How to create your buckets

There are any number of goals you could be setting money aside for, so how do you determine which goals should get their own bucket? In general, there are four types of bucket categories you will want to create sub-accounts for: emergency expenses, irregular expenses, big-ticket items, and dreams. (See also: Reach Your Money Goals Faster With a Simple Naming Trick)

Emergency expenses

These are the urgent expenses that you have no way of predicting before they crop up. These include things like car repairs, home repairs, or medical needs. These needs can each have their own buckets, in addition to a separate emergency fund that you keep at least $1,000 in.

Why have separate funds for these emergency expenses when you could have just one emergency fund? Having separate buckets for the various emergencies you might encounter can help you weather those times when everything seems to break all at once. That way, if you need to take care of a car repair, fix a broken window, and get an emergency root canal all in the same month, you will still have some emergency money to fall back on just in case something else goes wrong. (See also: 7 Easy Ways to Build an Emergency Fund From $0)

Irregular expenses

Irregular expenses are the ones that are predictable, but don't come as part of your regular monthly budgeting. They include annual, biannual, or quarterly bills, membership dues, and taxes. Any expenses that you kick yourself for having forgotten are excellent candidates for bucket budgeting.

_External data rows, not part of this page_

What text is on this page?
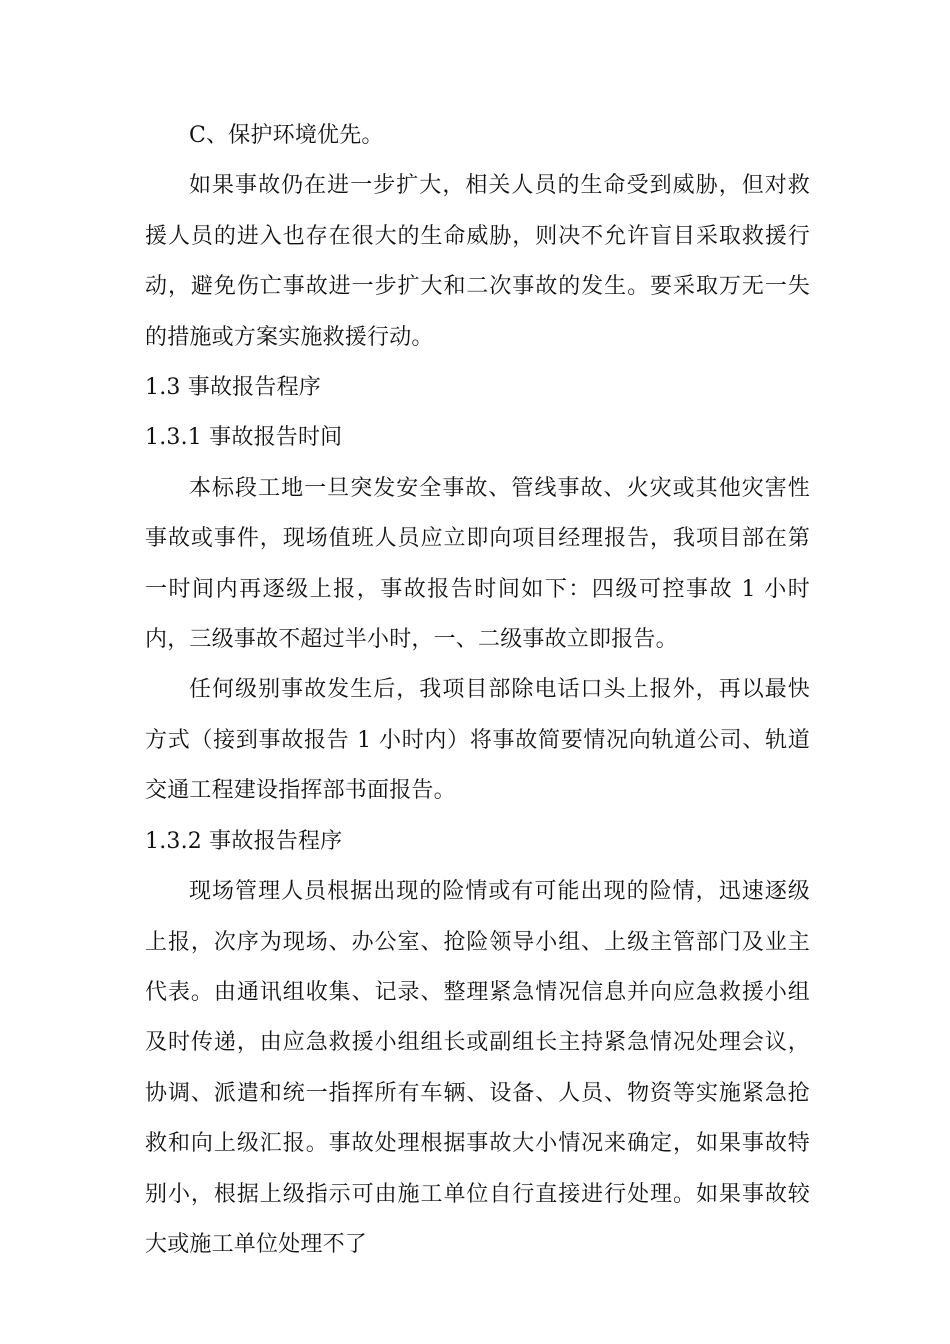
C、保护环境优先。

如果事故仍在进一步扩大，相关人员的生命受到威胁，但对救援人员的进入也存在很大的生命威胁，则决不允许盲目采取救援行动，避免伤亡事故进一步扩大和二次事故的发生。要采取万无一失的措施或方案实施救援行动。

1.3 事故报告程序

1.3.1 事故报告时间

本标段工地一旦突发安全事故、管线事故、火灾或其他灾害性事故或事件，现场值班人员应立即向项目经理报告，我项目部在第一时间内再逐级上报，事故报告时间如下：四级可控事故 1 小时内，三级事故不超过半小时，一、二级事故立即报告。

任何级别事故发生后，我项目部除电话口头上报外，再以最快方式（接到事故报告 1 小时内）将事故简要情况向轨道公司、轨道交通工程建设指挥部书面报告。

1.3.2 事故报告程序

现场管理人员根据出现的险情或有可能出现的险情，迅速逐级上报，次序为现场、办公室、抢险领导小组、上级主管部门及业主代表。由通讯组收集、记录、整理紧急情况信息并向应急救援小组及时传递，由应急救援小组组长或副组长主持紧急情况处理会议，协调、派遣和统一指挥所有车辆、设备、人员、物资等实施紧急抢救和向上级汇报。事故处理根据事故大小情况来确定，如果事故特别小，根据上级指示可由施工单位自行直接进行处理。如果事故较大或施工单位处理不了
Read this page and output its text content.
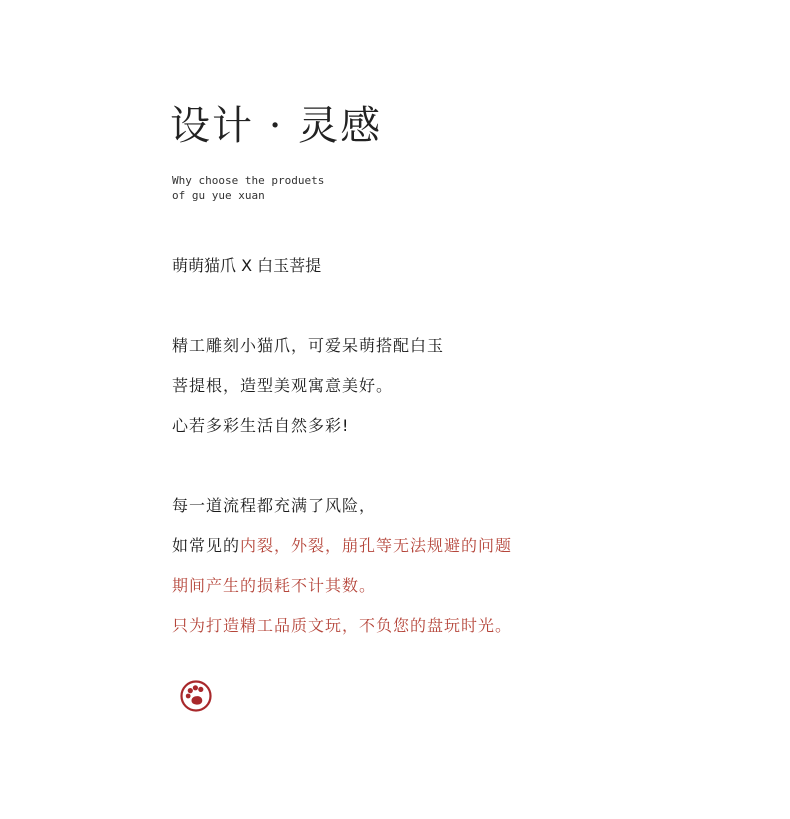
设计 · 灵感
Why choose the produets
of gu yue xuan
萌萌猫爪 X 白玉菩提
精工雕刻小猫爪，可爱呆萌搭配白玉
菩提根，造型美观寓意美好。
心若多彩生活自然多彩!
每一道流程都充满了风险，
如常见的内裂，外裂，崩孔等无法规避的问题
期间产生的损耗不计其数。
只为打造精工品质文玩，不负您的盘玩时光。
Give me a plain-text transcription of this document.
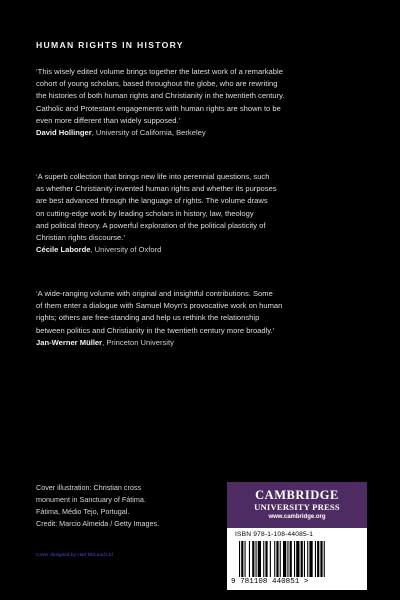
HUMAN RIGHTS IN HISTORY
‘This wisely edited volume brings together the latest work of a remarkable
cohort of young scholars, based throughout the globe, who are rewriting
the histories of both human rights and Christianity in the twentieth century.
Catholic and Protestant engagements with human rights are shown to be
even more different than widely supposed.’
David Hollinger, University of California, Berkeley
‘A superb collection that brings new life into perennial questions, such
as whether Christianity invented human rights and whether its purposes
are best advanced through the language of rights. The volume draws
on cutting-edge work by leading scholars in history, law, theology
and political theory. A powerful exploration of the political plasticity of
Christian rights discourse.’
Cécile Laborde, University of Oxford
‘A wide-ranging volume with original and insightful contributions. Some
of them enter a dialogue with Samuel Moyn’s provocative work on human
rights; others are free-standing and help us rethink the relationship
between politics and Christianity in the twentieth century more broadly.’
Jan-Werner Müller, Princeton University
Cover illustration: Christian cross
monument in Sanctuary of Fátima.
Fátima, Médio Tejo, Portugal.
Credit: Marcio Almeida / Getty Images.
Cover designed by Hart McLeod Ltd
CAMBRIDGE
UNIVERSITY PRESS
www.cambridge.org
ISBN 978-1-108-44085-1
9 781108 440851 >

For instance, how many times have you been surprised by an annual bill? Without bucket budgeting, it's easy for the annual car insurance bill to slip your mind until it's staring you in the face and you're scrambling to pay it.

How much to put in emergency and irregular buckets

To figure out how much to put in each of your emergency buckets and your irregular expense buckets, go back over your expenses for the past few years and determine about how much you spend per year on each type. Divide each expense total by 12, and set up automatic monthly transfers to the specific accounts. That way, when an emergency occurs and when an irregular expense comes due, you'll have money already set aside to deal with it.

Big-ticket items

Your laptop, your phone, and your car are all items you use everyday that have a limited life span. Bucket budgeting can help you be prepared to replace any of these items should something happen to them. Setting aside a little money each month is a lot easier than trying to find hundreds or thousands of dollars all at once.

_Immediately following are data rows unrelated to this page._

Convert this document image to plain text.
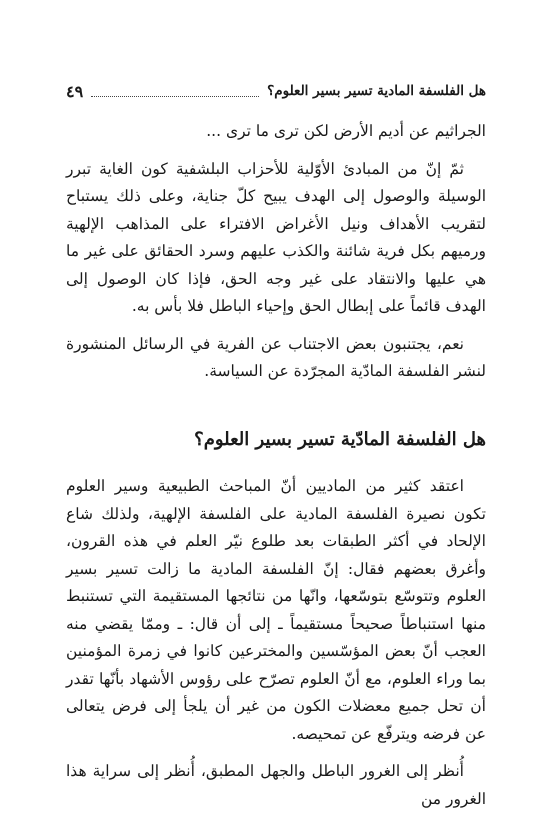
هل الفلسفة المادية تسير بسير العلوم؟
٤٩

الجراثيم عن أديم الأرض لكن ترى ما ترى ...

ثمّ إنّ من المبادئ الأوّلية للأحزاب البلشفية كون الغاية تبرر الوسيلة والوصول إلى الهدف يبيح كلّ جناية، وعلى ذلك يستباح لتقريب الأهداف ونيل الأغراض الافتراء على المذاهب الإلهية ورميهم بكل فرية شائنة والكذب عليهم وسرد الحقائق على غير ما هي عليها والانتقاد على غير وجه الحق، فإذا كان الوصول إلى الهدف قائماً على إبطال الحق وإحياء الباطل فلا بأس به.

نعم، يجتنبون بعض الاجتناب عن الفرية في الرسائل المنشورة لنشر الفلسفة المادّية المجرّدة عن السياسة.

هل الفلسفة المادّية تسير بسير العلوم؟

اعتقد كثير من الماديين أنّ المباحث الطبيعية وسير العلوم تكون نصيرة الفلسفة المادية على الفلسفة الإلهية، ولذلك شاع الإلحاد في أكثر الطبقات بعد طلوع نيّر العلم في هذه القرون، وأغرق بعضهم فقال: إنّ الفلسفة المادية ما زالت تسير بسير العلوم وتتوسّع بتوسّعها، وانّها من نتائجها المستقيمة التي تستنبط منها استنباطاً صحيحاً مستقيماً ـ إلى أن قال: ـ وممّا يقضي منه العجب أنّ بعض المؤسّسين والمخترعين كانوا في زمرة المؤمنين بما وراء العلوم، مع أنّ العلوم تصرّح على رؤوس الأشهاد بأنّها تقدر أن تحل جميع معضلات الكون من غير أن يلجأ إلى فرض يتعالى عن فرضه ويترفّع عن تمحيصه.

أُنظر إلى الغرور الباطل والجهل المطبق، أُنظر إلى سراية هذا الغرور من
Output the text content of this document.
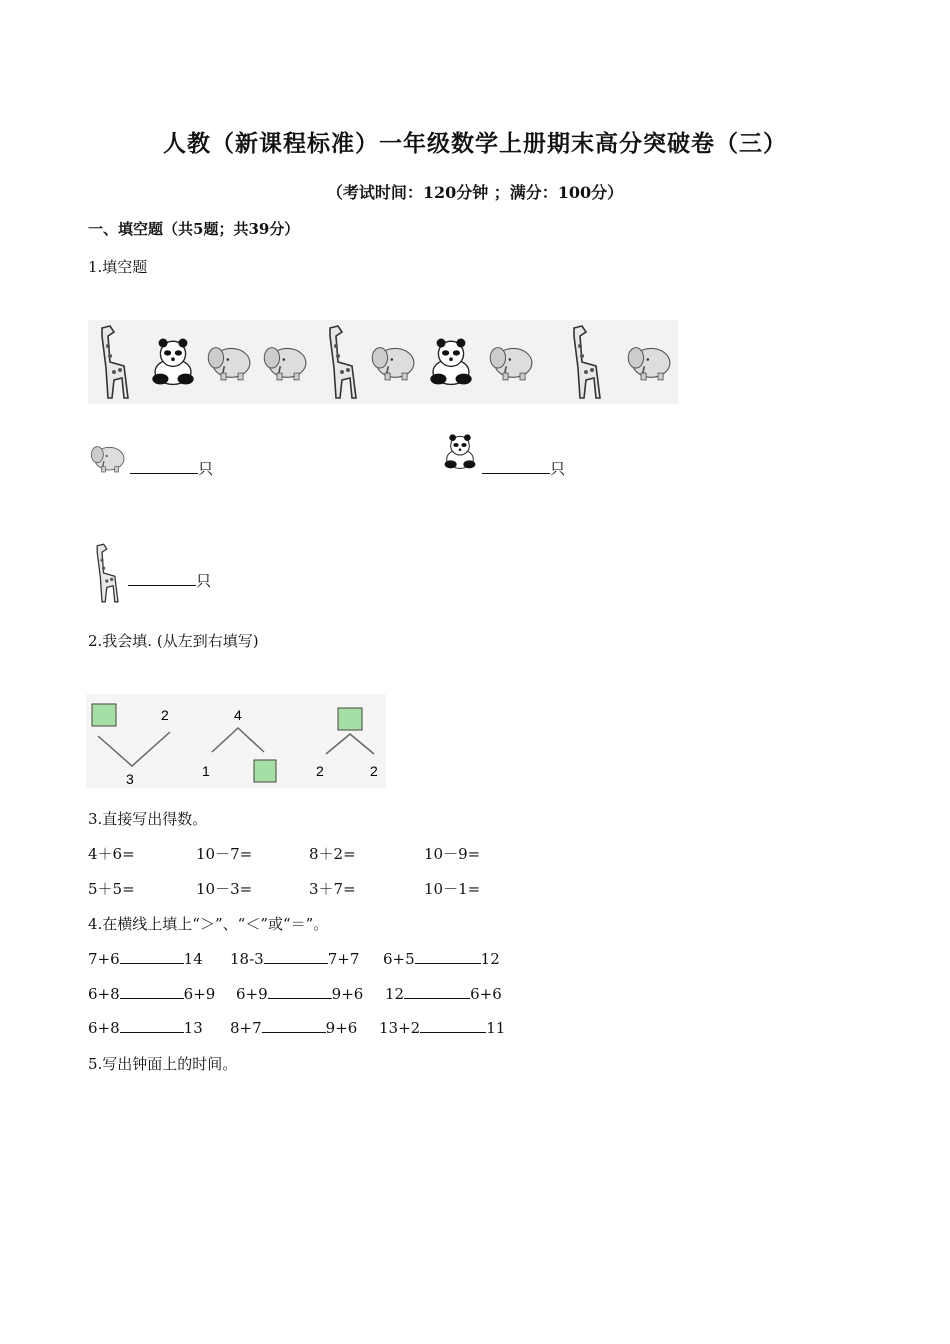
人教（新课程标准）一年级数学上册期末高分突破卷（三）
（考试时间：120分钟 ；满分：100分）
一、填空题（共5题；共39分）
1.填空题
只	只
只
2.我会填. (从左到右填写)
2
3
4
1	2	2
3.直接写出得数。
4＋6=	10－7=	8＋2=	10－9=
5＋5=	10－3=	3＋7=	10－1=
4.在横线上填上“＞”、“＜”或“＝”。
7+6	14 18-3	7+7 6+5	12
6+8	6+9 6+9	9+6 12	6+6
6+8	13 8+7	9+6 13+2	11
5.写出钟面上的时间。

In terms of saving for a car replacement, consider transferring the equivalent of your car payment to your "new car" sub-account once you've paid off your current car. For your laptop and phone, divide the cost of a replacement model by 24 and put that amount in each sub-account per month, so that you'll have enough for a replacement within two years — and hopefully you won't even need it.

Dreams

Bucket budgeting is also a great tool for helping you to realize your dreams. Whether you want to buy a house, travel, or learn how to brew beer, you'll be in a much better position to follow those dreams if you're saving for them. Having separate, targeted accounts for each one of your future goals means that you are always working toward those goals. It's a lot tougher to forget to save for a goal if you have a specific account named for it — and it's a lot harder to borrow money from your dreams than it is to borrow from an unnamed savings account.

Where to put your buckets

Both online and traditional banks have gotten into the sub-account savings game. You can start with your regular bank, although it can be a good idea to have your buckets in a different bank. Not only does that lessen the temptation to dip into your savings accounts unnecessarily, but you can also take the time to shop around for the best rates, since your money might as well be working for you.

Bucket budgeting for the win

Putting a name to each one of your savings goals not only helps you save more and spend less, but it can also help you to be more prepared for potential financial problems — and feel more relaxed when they do occur.